5 Things to Consider Before Taking Down an Internal Wall

As a contractor, I love questions about possibilities; questions that open a window into the idea filled heart and mind of an eager homeowner. This is one of those questions:

Can we take out this wall?

The real concern, of course, is “will the roof come down if I move this wall?” It’s a reasonable concern. Take out the wrong wall and you can open up a real can-of-worms.

Load-Bearing vs. Non Load-Bearing Wall

The primary question any design professional or contractor is going to seek to answer when considering removing a wall, or a portion thereof, is: Does this wall hold anything, other than itself, up? If it does, it’s a load-bearing wall. If it only serves the purpose of partitioning off space and only structurally holds up the drywall and maybe an interior door, then it’s a non-bearing wall. These are often referred to as “partition walls.”

You don’t want to mess with load bearing walls without a well-considered and professionally designed plan. These walls support upper floors and roofs so taking them out without otherwise providing support for those structures will cause problems. A sag in the roof or floor above is the best you can hope for. A dangerous building collapse is the worst. It’s bad when it happens, so never just go blindly cutting into a wall you don’t know anything about.

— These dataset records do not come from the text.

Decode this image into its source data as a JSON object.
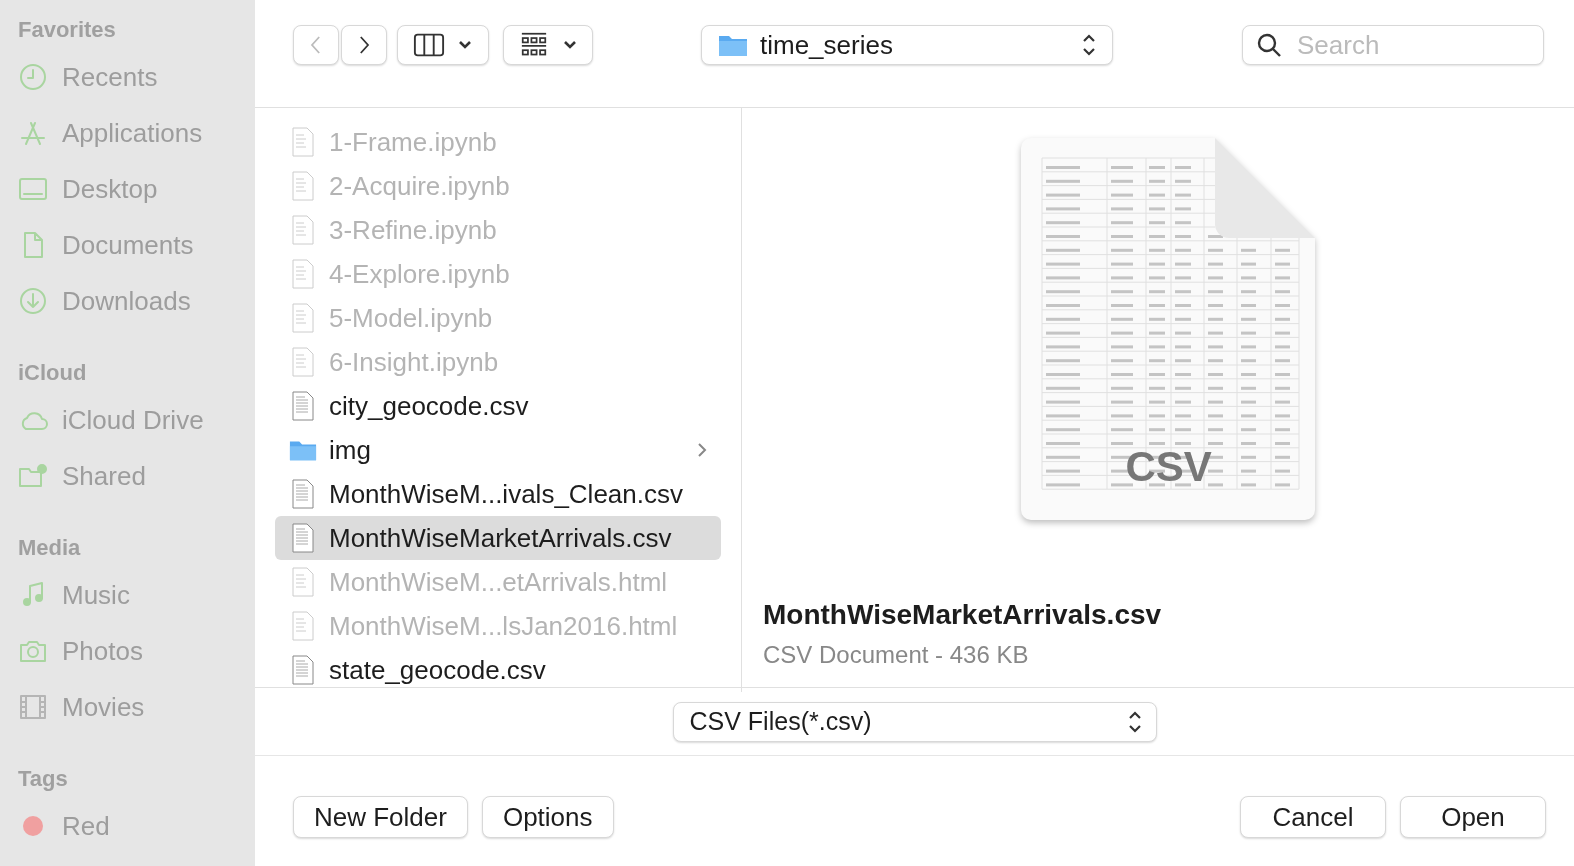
{
  "sidebar": {
    "sections": [
      {
        "title": "Favorites",
        "items": [
          {
            "label": "Recents",
            "kind": "clock",
            "disabled": true
          },
          {
            "label": "Applications",
            "kind": "apps",
            "disabled": true
          },
          {
            "label": "Desktop",
            "kind": "desktop",
            "disabled": true
          },
          {
            "label": "Documents",
            "kind": "document",
            "disabled": true
          },
          {
            "label": "Downloads",
            "kind": "download",
            "disabled": true
          }
        ]
      },
      {
        "title": "iCloud",
        "items": [
          {
            "label": "iCloud Drive",
            "kind": "cloud",
            "disabled": true
          },
          {
            "label": "Shared",
            "kind": "shared",
            "disabled": true
          }
        ]
      },
      {
        "title": "Media",
        "items": [
          {
            "label": "Music",
            "kind": "music",
            "disabled": true
          },
          {
            "label": "Photos",
            "kind": "camera",
            "disabled": true
          },
          {
            "label": "Movies",
            "kind": "film",
            "disabled": true
          }
        ]
      },
      {
        "title": "Tags",
        "items": [
          {
            "label": "Red",
            "kind": "tag",
            "color": "#f0a0a0",
            "disabled": true
          }
        ]
      }
    ]
  },
  "toolbar": {
    "back_disabled": true,
    "forward_disabled": false,
    "location": "time_series",
    "search": {
      "placeholder": "Search"
    }
  },
  "files": [
    {
      "name": "1-Frame.ipynb",
      "kind": "notebook",
      "disabled": true,
      "selected": false
    },
    {
      "name": "2-Acquire.ipynb",
      "kind": "notebook",
      "disabled": true,
      "selected": false
    },
    {
      "name": "3-Refine.ipynb",
      "kind": "notebook",
      "disabled": true,
      "selected": false
    },
    {
      "name": "4-Explore.ipynb",
      "kind": "notebook",
      "disabled": true,
      "selected": false
    },
    {
      "name": "5-Model.ipynb",
      "kind": "notebook",
      "disabled": true,
      "selected": false
    },
    {
      "name": "6-Insight.ipynb",
      "kind": "notebook",
      "disabled": true,
      "selected": false
    },
    {
      "name": "city_geocode.csv",
      "kind": "csv",
      "disabled": false,
      "selected": false
    },
    {
      "name": "img",
      "kind": "folder",
      "disabled": false,
      "selected": false
    },
    {
      "name": "MonthWiseM...ivals_Clean.csv",
      "kind": "csv",
      "disabled": false,
      "selected": false
    },
    {
      "name": "MonthWiseMarketArrivals.csv",
      "kind": "csv",
      "disabled": false,
      "selected": true
    },
    {
      "name": "MonthWiseM...etArrivals.html",
      "kind": "notebook",
      "disabled": true,
      "selected": false
    },
    {
      "name": "MonthWiseM...lsJan2016.html",
      "kind": "notebook",
      "disabled": true,
      "selected": false
    },
    {
      "name": "state_geocode.csv",
      "kind": "csv",
      "disabled": false,
      "selected": false
    }
  ],
  "preview": {
    "thumbnail": {
      "badge": "CSV"
    },
    "name": "MonthWiseMarketArrivals.csv",
    "info": "CSV Document - 436 KB"
  },
  "format": "CSV Files(*.csv)",
  "buttons": {
    "left": [
      "New Folder",
      "Options"
    ],
    "cancel": "Cancel",
    "confirm": "Open"
  }
}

Most Walls Can Be Altered One Way or Another

When a homeowner points to a wall and asks me if it can be removed or a large opening added, my answer is always ultimately yes. For the most part, any residential wall can be altered. It’s just a matter of how much engineering and construction the project will require.

Beams Come in Many Forms

For bearing walls you want to see go away, the solution is usually a beam. But before you start envisioning a hunk of ugly lumber breaking up the ceiling in your dream room, let me share a couple of more appealing options.

Beams Above the Ceiling

Sometimes a beam can be installed at the same level as the structure it’s supporting. This is done using steel connectors to hang the other framing from the side of the beam rather than rest on top of it. This allows the finished ceiling to be flush, and nobody will ever know a wall was removed and a beam installed.

Decorative Beams

If the beam will be exposed there’s no reason at all that it can’t be turned into a design feature. Plain lumber beams can be wrapped with decorative wood or other material. Or, if your overall decor allows it, a solid timber beam can be the visual focal point of the room. That’s how you turn a negative into a positive!

Beams Integrated into Built-Ins

Another functional and beautiful option is to integrate both the beam and the required posts into some sort of built-in element. It’s common to see half-wall height bookcases integrated with archways above that look fantastic!

How to Identify a Bearing Wall

Unfortunately there is no sure fire way to know that a wall is not bearing just by looking at it. A contractor or engineer would employ a few techniques to make a determination.

Look at original building plans

If you can gain access to the original house plans that will usually clarify how the house was framed and show which walls are bearing and which are not.

Get in the attic if possible

If the wall is beneath an attic space, then it’s sometimes possible to gain access to the attic and get a look at the framing above. It takes an expert level understanding of framing to know what’s what, but a design professional should be able to make a determination if they can see above the wall.

Look at the overall house structure

Some homes have very telling structural elements, such as an older home that has a long continuous wall that runs the entire length of the house, pretty much dead-center between two exterior walls. That wall will almost always be a bearing wall. A contractor or engineer might also look to see if the house is built using pre-engineered and manufactured roof trusses, or if it was conventionally framed on-site. Even an expert can usually do no better than a hypothesis by looking at structure alone.

Inspect the framing of the wall in question

If the drywall or plaster is removed from the wall in question and the framing is exposed, there are a couple of telltale signs. A double top-plate often means the wall is bearing, and a single top plate often means it’s not. Studs on 24-inch centers often mean the wall is just a partition, whereas studs on 16-inch or closer centers often mean the wall is structurally important. These are just indicators though, so please know you really need a professional to make the call.

Remove all of the drywall to reveal the framing

As a matter of last resort, if there has been no clear way of understanding how the house was framed, there is always the option of just gutting the space so the framing is revealed. This shows the interaction between the wall and the framing above so a determination can be made.

Think Big, But Stay Safe

Always get a qualified professional to plan work like this, never just guess and always have a safety plan. Stay safe.

But don’t let your design ideas be stymied by a wall that just isn’t working for you. Almost any wall can be removed somehow, so take the time to look into it. You might find a whole new world of possibilities open up!